Ian Patrick, FISM News
As the school year is wrapping up for universities nationwide, Columbia University made headlines for their planned graduation celebrations. As a part of the Commencement Week, Columbia is offering six additional celebrations based on race, sexual preference, and income.
Reports of the separate ceremonies spread through conservative outlets such as The Daily Wire and The Washington Examiner, which prompted a reply from Columbia via Twitter. According to the university, these separate celebrations are not meant to replace the school-wide graduation.

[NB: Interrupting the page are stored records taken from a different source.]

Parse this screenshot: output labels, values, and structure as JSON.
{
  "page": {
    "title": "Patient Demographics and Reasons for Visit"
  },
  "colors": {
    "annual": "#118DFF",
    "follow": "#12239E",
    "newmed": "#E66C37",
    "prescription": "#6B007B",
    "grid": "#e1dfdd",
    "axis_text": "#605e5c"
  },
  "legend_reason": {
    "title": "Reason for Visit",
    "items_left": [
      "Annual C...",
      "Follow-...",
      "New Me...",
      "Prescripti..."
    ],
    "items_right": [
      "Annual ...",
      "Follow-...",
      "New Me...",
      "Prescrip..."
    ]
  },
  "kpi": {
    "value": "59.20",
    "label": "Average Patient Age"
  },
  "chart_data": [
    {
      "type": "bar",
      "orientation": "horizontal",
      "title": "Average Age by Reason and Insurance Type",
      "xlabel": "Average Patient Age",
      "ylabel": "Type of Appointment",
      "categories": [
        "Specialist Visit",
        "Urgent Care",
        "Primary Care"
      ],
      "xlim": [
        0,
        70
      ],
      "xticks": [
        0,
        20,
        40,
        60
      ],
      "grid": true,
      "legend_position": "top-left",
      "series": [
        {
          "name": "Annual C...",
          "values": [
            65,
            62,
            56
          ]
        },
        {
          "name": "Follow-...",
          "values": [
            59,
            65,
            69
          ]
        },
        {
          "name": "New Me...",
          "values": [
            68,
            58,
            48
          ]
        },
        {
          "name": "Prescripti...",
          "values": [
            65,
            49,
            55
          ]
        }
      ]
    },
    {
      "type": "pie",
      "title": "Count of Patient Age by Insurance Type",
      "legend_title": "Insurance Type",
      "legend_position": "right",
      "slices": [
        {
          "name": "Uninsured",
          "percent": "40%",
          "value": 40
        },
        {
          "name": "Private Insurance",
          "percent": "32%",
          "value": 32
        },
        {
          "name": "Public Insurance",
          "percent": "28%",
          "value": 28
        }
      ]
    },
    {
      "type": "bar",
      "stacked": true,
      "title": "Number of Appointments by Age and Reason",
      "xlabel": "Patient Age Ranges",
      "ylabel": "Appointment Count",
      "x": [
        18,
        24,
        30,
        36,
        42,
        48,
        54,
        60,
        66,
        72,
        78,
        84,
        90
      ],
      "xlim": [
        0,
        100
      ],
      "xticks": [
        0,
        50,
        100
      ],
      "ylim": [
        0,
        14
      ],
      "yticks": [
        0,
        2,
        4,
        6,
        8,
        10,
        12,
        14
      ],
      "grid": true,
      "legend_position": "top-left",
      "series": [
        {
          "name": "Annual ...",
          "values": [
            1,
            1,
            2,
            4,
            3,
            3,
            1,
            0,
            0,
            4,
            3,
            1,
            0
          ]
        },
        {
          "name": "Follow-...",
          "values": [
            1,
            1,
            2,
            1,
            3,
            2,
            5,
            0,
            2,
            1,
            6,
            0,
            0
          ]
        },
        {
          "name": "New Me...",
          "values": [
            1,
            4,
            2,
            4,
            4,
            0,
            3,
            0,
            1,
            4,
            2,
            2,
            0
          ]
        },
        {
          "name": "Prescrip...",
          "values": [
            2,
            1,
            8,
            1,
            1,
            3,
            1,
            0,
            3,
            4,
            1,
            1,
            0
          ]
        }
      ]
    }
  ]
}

Reports today and previous tweets misrepresent our multicultural graduation celebrations, which exist in addition to, not instead of, University-wide commencement and individual school Class Days. 1/
— Columbia University (@Columbia) March 16, 2021
The university also affirms that these celebrations are voluntary, but are “a highly anticipated and valuable part of the Columbia graduation experience.”

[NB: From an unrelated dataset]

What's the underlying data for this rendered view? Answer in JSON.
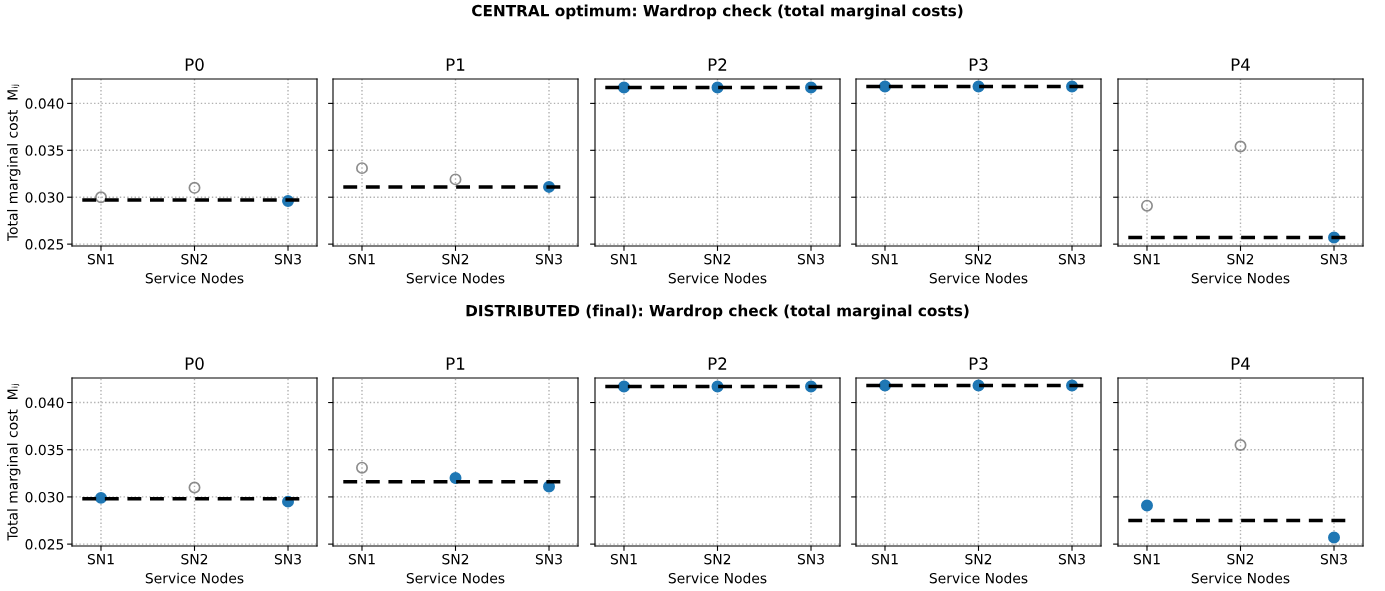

Ceremonies offered by the University include a Native Celebration, an Asian Celebration, a Black Celebration, a Latino Celebration, a Lavender Celebration (for those part of the LGBTQ+ community), and a FLI Celebration which they define as “first generation and/or low income community.” Each celebration falls on different days and times, and are sponsored by different organizations and groups from the school.
In addition to these ceremonies, Columbia is also providing a special graduation cord to those who have been deemed to promote “multiculturalism” in their lives.
Presented by Multicultural Affairs, the Multicultural Graduation Cords are given to graduating seniors in Columbia College, Columbia Engineering and the School of General Studies who have demonstrated an outstanding commitment to diversity, social justice and multiculturalism through Multicultural Affairs, campus leadership, community involvement, academic endeavors and/or personal dedication.
A recent report from the National Association of Scholars revealed that, out of 173 schools, 76 of them promoted similar segregated graduation ceremonies. Among these schools are notable names such as Harvard, Yale, and Stanford.